McClintock is experienced in the ways of hypocrisy. As we reported in February 2017, McClintock was photographed fleeing from a town hall after he was confronted by constituents angry over his votes to repeal the Affordable Care Act, on which many depended for health coverage. Soon after that, he took to the House floor to plead for civil discourse. "If your love of our Constitution is greater than your hatred of our president, I implore you to engage in a civil discussion with your fellow citizens," he said. "That is what true democracy looks like."
He then veered into an attack on his fellow citizens, labeling members of the district audience "the radical left" and attributing the protests — which police said were peaceful — to "a well-organized element that came to disrupt." He also had described the protesters as "an anarchist element."
As we’ve reported, during his political career, McClintock has aggressively scourged immigrants and environmental advocates, not with civil discourse but with invective and bogus claims, prompting us in 2010 to identify him as "California's preeminent member of the don't-confuse-me-with-facts caucus."

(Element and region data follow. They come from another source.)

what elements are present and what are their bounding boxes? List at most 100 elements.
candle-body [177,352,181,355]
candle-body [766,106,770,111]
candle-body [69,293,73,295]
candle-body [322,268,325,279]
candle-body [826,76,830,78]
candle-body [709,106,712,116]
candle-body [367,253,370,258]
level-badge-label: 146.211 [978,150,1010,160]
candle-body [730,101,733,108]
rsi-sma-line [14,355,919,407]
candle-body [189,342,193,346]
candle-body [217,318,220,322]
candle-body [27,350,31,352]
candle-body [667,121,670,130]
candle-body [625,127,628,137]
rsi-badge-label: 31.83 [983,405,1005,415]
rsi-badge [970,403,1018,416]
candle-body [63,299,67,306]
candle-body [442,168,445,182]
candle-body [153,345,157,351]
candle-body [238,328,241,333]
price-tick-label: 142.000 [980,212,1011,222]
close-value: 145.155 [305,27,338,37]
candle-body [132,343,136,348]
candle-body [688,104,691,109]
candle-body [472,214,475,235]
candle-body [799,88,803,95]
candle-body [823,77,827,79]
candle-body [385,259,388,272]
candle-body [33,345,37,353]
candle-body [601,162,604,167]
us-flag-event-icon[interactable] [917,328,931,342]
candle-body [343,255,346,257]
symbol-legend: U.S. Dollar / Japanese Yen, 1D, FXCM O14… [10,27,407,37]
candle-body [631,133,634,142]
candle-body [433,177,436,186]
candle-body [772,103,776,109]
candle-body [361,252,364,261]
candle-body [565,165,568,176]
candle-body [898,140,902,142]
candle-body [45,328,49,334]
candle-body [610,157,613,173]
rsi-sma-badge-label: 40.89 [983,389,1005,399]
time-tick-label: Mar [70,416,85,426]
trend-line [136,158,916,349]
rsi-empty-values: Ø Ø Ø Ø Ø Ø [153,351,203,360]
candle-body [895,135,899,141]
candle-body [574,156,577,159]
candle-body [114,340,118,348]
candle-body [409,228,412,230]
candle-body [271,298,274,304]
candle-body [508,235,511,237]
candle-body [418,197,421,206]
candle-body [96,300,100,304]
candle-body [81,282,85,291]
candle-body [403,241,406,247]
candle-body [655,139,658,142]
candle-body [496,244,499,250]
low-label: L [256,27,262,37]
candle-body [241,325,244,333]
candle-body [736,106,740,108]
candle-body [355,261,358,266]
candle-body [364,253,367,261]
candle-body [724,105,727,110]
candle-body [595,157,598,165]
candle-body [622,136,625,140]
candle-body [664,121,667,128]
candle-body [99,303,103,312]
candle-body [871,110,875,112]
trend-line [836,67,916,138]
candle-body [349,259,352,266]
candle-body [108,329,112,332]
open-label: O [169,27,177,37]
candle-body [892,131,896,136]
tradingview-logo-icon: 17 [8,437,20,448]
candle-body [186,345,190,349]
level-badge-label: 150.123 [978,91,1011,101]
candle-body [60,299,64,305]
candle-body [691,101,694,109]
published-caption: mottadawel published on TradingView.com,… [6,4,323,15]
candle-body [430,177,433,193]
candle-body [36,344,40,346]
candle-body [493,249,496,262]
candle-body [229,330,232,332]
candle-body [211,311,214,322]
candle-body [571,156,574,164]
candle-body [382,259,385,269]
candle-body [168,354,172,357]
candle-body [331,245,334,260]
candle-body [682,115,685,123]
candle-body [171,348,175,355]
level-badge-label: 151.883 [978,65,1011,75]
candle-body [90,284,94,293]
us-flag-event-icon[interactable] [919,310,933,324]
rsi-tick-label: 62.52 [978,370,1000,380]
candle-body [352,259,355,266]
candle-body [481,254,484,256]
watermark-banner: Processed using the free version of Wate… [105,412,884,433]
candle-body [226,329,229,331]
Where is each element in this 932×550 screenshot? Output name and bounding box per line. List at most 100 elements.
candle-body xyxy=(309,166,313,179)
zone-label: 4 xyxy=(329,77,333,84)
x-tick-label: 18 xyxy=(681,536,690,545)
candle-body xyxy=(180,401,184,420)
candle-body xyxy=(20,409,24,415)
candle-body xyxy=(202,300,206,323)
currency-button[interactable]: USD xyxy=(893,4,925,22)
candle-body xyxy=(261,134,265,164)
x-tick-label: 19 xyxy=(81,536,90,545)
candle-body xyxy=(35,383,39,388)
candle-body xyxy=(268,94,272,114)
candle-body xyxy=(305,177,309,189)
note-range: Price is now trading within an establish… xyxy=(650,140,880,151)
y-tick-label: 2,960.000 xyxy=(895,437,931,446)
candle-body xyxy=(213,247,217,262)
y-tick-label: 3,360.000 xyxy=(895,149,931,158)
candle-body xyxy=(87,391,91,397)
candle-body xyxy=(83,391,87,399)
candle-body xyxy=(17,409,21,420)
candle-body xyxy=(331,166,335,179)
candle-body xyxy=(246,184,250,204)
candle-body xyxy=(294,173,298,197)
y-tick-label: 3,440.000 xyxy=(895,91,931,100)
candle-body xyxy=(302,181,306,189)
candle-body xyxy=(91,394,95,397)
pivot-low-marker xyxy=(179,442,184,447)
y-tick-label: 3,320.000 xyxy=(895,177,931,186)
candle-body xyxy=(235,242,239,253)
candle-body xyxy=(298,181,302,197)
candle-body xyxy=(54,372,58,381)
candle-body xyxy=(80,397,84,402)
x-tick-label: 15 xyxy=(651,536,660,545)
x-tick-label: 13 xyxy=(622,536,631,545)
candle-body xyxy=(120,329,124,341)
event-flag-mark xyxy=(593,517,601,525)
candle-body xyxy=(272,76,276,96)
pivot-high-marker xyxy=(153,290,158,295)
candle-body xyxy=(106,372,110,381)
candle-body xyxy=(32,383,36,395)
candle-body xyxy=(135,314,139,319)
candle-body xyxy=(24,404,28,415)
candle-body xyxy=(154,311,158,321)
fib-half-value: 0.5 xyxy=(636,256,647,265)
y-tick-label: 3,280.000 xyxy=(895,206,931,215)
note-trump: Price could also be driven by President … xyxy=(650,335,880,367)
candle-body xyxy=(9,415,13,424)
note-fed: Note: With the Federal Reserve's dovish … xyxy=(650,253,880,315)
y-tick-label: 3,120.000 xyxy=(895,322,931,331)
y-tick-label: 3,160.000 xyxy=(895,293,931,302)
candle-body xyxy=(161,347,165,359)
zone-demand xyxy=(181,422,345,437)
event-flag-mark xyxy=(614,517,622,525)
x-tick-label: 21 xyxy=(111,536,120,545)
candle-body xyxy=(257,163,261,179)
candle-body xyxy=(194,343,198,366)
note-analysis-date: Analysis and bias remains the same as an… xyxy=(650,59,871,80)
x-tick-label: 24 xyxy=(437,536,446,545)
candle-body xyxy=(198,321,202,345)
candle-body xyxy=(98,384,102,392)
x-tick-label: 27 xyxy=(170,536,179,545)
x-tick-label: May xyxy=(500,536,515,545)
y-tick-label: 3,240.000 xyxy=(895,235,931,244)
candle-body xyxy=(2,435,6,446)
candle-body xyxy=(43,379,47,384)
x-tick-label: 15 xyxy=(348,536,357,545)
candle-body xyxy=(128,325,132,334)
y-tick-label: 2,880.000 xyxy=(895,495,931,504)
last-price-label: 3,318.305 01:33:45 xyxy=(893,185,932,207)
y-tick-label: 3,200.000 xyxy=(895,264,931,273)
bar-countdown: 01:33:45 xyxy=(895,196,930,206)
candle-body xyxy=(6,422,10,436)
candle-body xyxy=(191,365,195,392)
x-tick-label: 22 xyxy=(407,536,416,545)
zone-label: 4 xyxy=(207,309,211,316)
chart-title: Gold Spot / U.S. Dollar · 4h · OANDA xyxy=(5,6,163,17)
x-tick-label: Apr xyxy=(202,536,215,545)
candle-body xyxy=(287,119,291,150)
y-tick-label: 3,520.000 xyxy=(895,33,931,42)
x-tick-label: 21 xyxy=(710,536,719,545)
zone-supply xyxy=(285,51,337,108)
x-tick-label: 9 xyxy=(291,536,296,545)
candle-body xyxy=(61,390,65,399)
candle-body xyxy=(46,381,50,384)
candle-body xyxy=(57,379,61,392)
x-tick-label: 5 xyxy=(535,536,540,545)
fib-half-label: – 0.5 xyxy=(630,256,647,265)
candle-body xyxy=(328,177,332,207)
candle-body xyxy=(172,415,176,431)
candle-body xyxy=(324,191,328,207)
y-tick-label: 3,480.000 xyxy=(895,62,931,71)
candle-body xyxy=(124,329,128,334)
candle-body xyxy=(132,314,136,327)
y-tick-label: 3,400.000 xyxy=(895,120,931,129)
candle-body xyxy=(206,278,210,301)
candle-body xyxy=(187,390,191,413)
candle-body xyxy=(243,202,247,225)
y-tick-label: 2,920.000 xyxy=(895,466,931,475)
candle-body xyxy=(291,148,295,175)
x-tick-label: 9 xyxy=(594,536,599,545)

Trump must have taken McClintock’s correspondence course. Hours after calling for a new “tone and civility” in politics and an end to the “politics of personal destruction,” Trump was calling Steyer, who is funding a campaign aimed at Trump’s impeachment, “Wacky” and “a crazed and stumbling lunatic.”
Anti-Semitic dog whistles and even klaxons, racist imagery and violent rhetoric are part and parcel of the Republican political arsenal. Despite the claims of would-be centrists that “both sides do it,” there is nothing like this coming out of the Democratic establishment or leadership.
Open racism moved into the mainstream of conservative commentary during the Obama years, thanks in part to people like D’Souza. It has now metastasized into a full-blown cancer of ethnic and racial slurs. This weekend, the atmosphere these people have fostered contributed to the loss of 11 lives at the Tree of Life Synagogue. So, no, Rep. McClintock, Rep. McCarthy, President Trump and all such enablers of ethnic, religious and racist abuse: Your prayers don’t count here. Your words and actions speak much, much louder.